Erstellt am 06. Juni 2011, 12:05

ÖBB-Privatisierung: Bures erteilt Fekter Abfuhr. Die Bahn ist wieder einmal Zankapfel der Koalition. SPÖ-Verkehrsministerin Bures kann dem Vorschlag der neuen Finanzministern Fekter, die ÖBB zu verkaufen, nichts abgewinnen.

Die Bahn ist wieder einmal Zankapfel der Koalition. SPÖ-Verkehrsministerin Bures kann dem Vorschlag der neuen Finanzministern Fekter, die ÖBB zu verkaufen, nichts abgewinnen.

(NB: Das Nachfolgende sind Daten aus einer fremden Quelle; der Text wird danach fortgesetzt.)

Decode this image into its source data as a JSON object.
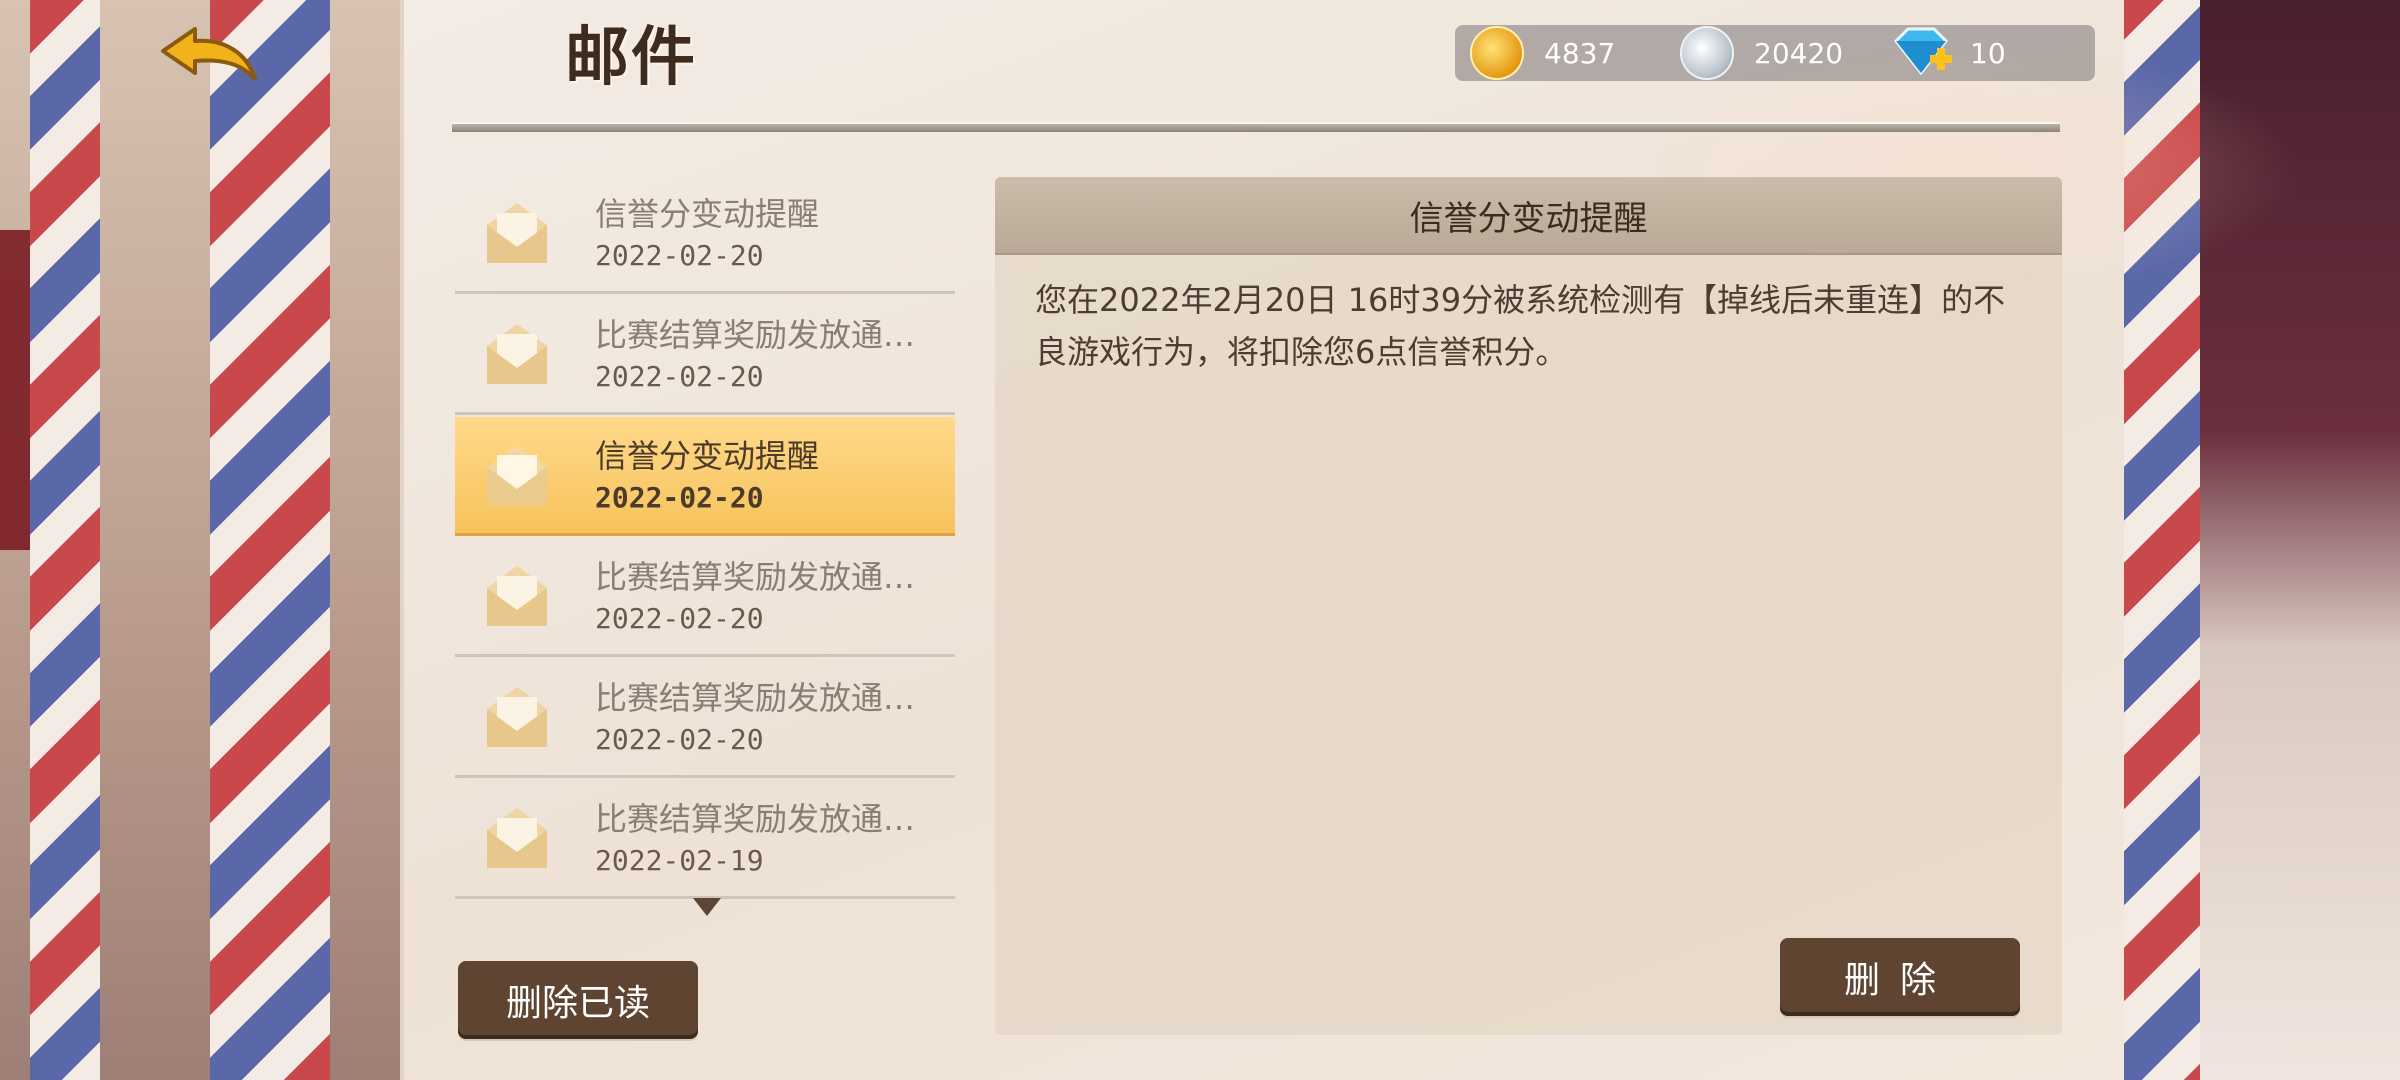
{
  "header": {
    "title": "邮件",
    "back_icon": "back-arrow-icon"
  },
  "currencies": [
    {
      "icon": "gold-coin-icon",
      "value": "4837"
    },
    {
      "icon": "silver-coin-icon",
      "value": "20420"
    },
    {
      "icon": "diamond-plus-icon",
      "value": "10"
    }
  ],
  "mails": [
    {
      "title": "信誉分变动提醒",
      "date": "2022-02-20",
      "selected": false
    },
    {
      "title": "比赛结算奖励发放通…",
      "date": "2022-02-20",
      "selected": false
    },
    {
      "title": "信誉分变动提醒",
      "date": "2022-02-20",
      "selected": true
    },
    {
      "title": "比赛结算奖励发放通…",
      "date": "2022-02-20",
      "selected": false
    },
    {
      "title": "比赛结算奖励发放通…",
      "date": "2022-02-20",
      "selected": false
    },
    {
      "title": "比赛结算奖励发放通…",
      "date": "2022-02-19",
      "selected": false
    }
  ],
  "buttons": {
    "delete_read": "删除已读",
    "delete": "删除"
  },
  "detail": {
    "title": "信誉分变动提醒",
    "body": "您在2022年2月20日 16时39分被系统检测有【掉线后未重连】的不良游戏行为，将扣除您6点信誉积分。"
  },
  "colors": {
    "selected_row": "#f7c35c",
    "button_bg": "#5e4431"
  }
}
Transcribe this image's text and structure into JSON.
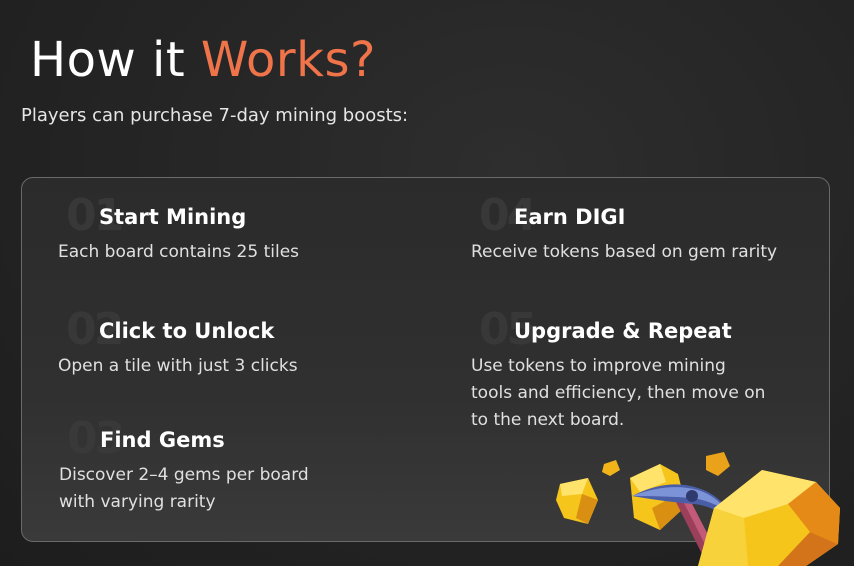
{
  "title": {
    "prefix": "How it ",
    "accent": "Works?"
  },
  "subtitle": "Players can purchase 7-day mining boosts:",
  "steps": [
    {
      "number": "01",
      "heading": "Start Mining",
      "description": "Each board contains 25 tiles"
    },
    {
      "number": "02",
      "heading": "Click to Unlock",
      "description": "Open a tile with just 3 clicks"
    },
    {
      "number": "03",
      "heading": "Find Gems",
      "description": "Discover 2–4 gems per board with varying rarity"
    },
    {
      "number": "04",
      "heading": "Earn DIGI",
      "description": "Receive tokens based on gem rarity"
    },
    {
      "number": "05",
      "heading": "Upgrade & Repeat",
      "description": "Use tokens to improve mining tools and efficiency, then move on to the next board."
    }
  ],
  "colors": {
    "accent": "#f0744a",
    "background": "#262626",
    "gold": "#f5c21b"
  },
  "icons": {
    "illustration": "pickaxe-gold-icon"
  }
}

Die von Fekter entfachte "Verscherbelungsdebatte" sei "entbehrlich", sagte Bures am Montag zur APA. Fekter scheine einer ideologischen Debatte verfallen zu sein, die bereits bei den Landesenergieversorgern begonnen habe.

Ob sich Bures eine "strategische Partnerschaft" für die Bahn vorstellen kann, wie dies Fekter gefordert hat, ließ sie offen. Bereits jetzt hätten die ÖBB sowohl im Güter- als auch im Personenverkehr "zahlreiche" strategische Kooperationen, beispielsweise arbeite man auf der Strecke München-Verona mit der Deutschen Bahn zusammen. Prioritär sein nun aber, dass die Bahn ihren "harten Sanierungskurs" fortsetzt, um ab 2013 schwarze Zahlen zu schreiben. "Da braucht es eine gemeinsame Kraftanstrengung der Regierung", so die Verkehrsministerin. Von daher sei auch die Finanzministerin eingeladen, "das Unternehmen zu stärken", anstatt eine Privatisierungsdebatte vom Zaun zu brechen, so Bures.

Im Übrigen sei die Diktion "Werkl" verantwortungslos, empörte sich Bures. Die ÖBB sei eines der größten Unternehmen des Landes, ohne das die Mobilität sofort zusammenbrechen würde. Fekter hatte am Wochenende deponiert: "Mir wäre eine strategische Partnerschaft am liebsten, damit das Werkl endlich funktioniert."

Man sollte aus den Fehlern der Vergangenheit lernen, so Bures am Montag in Anspielung auf die aus ihrer Sicht wenig erfolgreiche "Verkaufspolitik von Schwarz-Blau" - respektive AUA oder Austria Tabak, von den Bundeswohnungen (Buwog) "ganz zu schweigen". "Die Bahn muss aus der Sanierungs- in eine Wachstumsphase kommen." Dann könne man auch über "eigenkapitalstärkende Maßnahmen" nachdenken, sagte Bures, ohne jedoch konkret zu werden. "Da gibt es mehrere Möglichkeiten" wie etwa strategische Partnerschaften.